Celui qui a dit non à l'entrée du Royaume-Uni dans la zone euro, l'ancien premier ministre John Major, croit que la Grèce sera en défaut de paiement sur sa dette dans la prochaine année. Malgré cela, Athènes devrait pouvoir conserver la monnaie unique.

De passage à la Conférence de Montréal, hier, celui qui a succédé à Margaret Thatcher y est allé de pronostics pessimistes concernant le pays de l'Acropole. «Est-ce que la Grèce sera en défaut de paiement sur sa dette? Je pense que c'est fort probable qu'elle le sera, à moins qu'on ne lui offre d'autres ressources, que ce soit du FMI ou de l'Union européenne», a-t-il dit à la clôture du rendez-vous.

Début mai, l'Union européenne et le FMI ont consenti 110 milliards d'euros d'aide à la Grèce. Cette aide, qui s'accompagne d'un plan d'austérité budgétaire, sera clairement insuffisante, selon l'ancien premier ministre.

«Je pense que les fonds qui lui sont accordés vont lui permettre de souffler pendant un an. Mais je suis un peu pessimiste sur le fait qu'elle pourrait devoir restructurer sa dette ou être en défaut de paiement.»

M. Major estime que le plan le plus probable est «un défaut de paiement partiel», soit une restructuration de la dette grecque. Celle-ci atteint 115% du PIB grec, soit plus que la taille de son économie.

Survie de la zone euro

Est-ce à dire que ce sera la fin de la zone euro, comme plusieurs l'évoquent depuis que le boulet financier de la Grèce (et de l'Italie, de l'Espagne et du Portugal) fait les manchettes? Non, car les pays européens, qui ont connu deux guerres mondiales, précédées de près d'un millénaire de guerres multiples, tiennent à cette union qui les rend plus pacifiques, a-t-il expliqué.
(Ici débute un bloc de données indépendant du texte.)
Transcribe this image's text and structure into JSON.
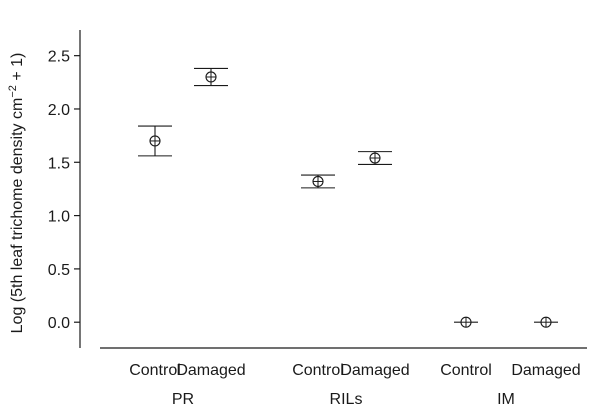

Une autre option entendue maintes fois, c'est la sortie de la Grèce de la zone euro, comme un rejeton indiscipliné qu'un parent déciderait de mettre à la porte. «C'est envisageable, mais je ne sais pas trop comment cela peut se faire.»

«Il ne faut pas sous-estimer la volonté de l'Union européenne de conserver la Grèce à l'intérieur de la zone euro», ajoute-t-il.

M. Major évoque quand même un scénario selon lequel la Grèce quitterait la zone euro pour une journée. Elle en profiterait pour dévaluer ses avoirs et sa dette, et reviendrait dans la zone euro le lendemain. «À l'heure actuelle, reconnaît-il lui-même, il n'y a pas assez d'éléments pour savoir quel scénario se réalisera.»

En 1991, John Major a rejeté les dispositions du Traité de Maastricht touchant la création de la monnaie unique européenne. Il croyait, dit-il aujourd'hui, que les économies des pays du Sud de l'Europe n'étaient pas prêtes à aller de l'avant avec l'euro.

L'Europe a quand même lancé l'euro quelques années plus tard. «Selon moi, elle est allée de l'avant au mauvais moment, au mauvais taux de change, pour les mauvaises raisons et dans les mauvaises circonstances. Mais le reste de ses décisions étaient probablement correctes.»

Sur cette note d'humour bien anglais, la Conférence de Montréal s'est donné rendez-vous du 6 au 9 juin l'an prochain, avec un thème qui ressemblera à ceci: L'ordre économique mondial en mutation.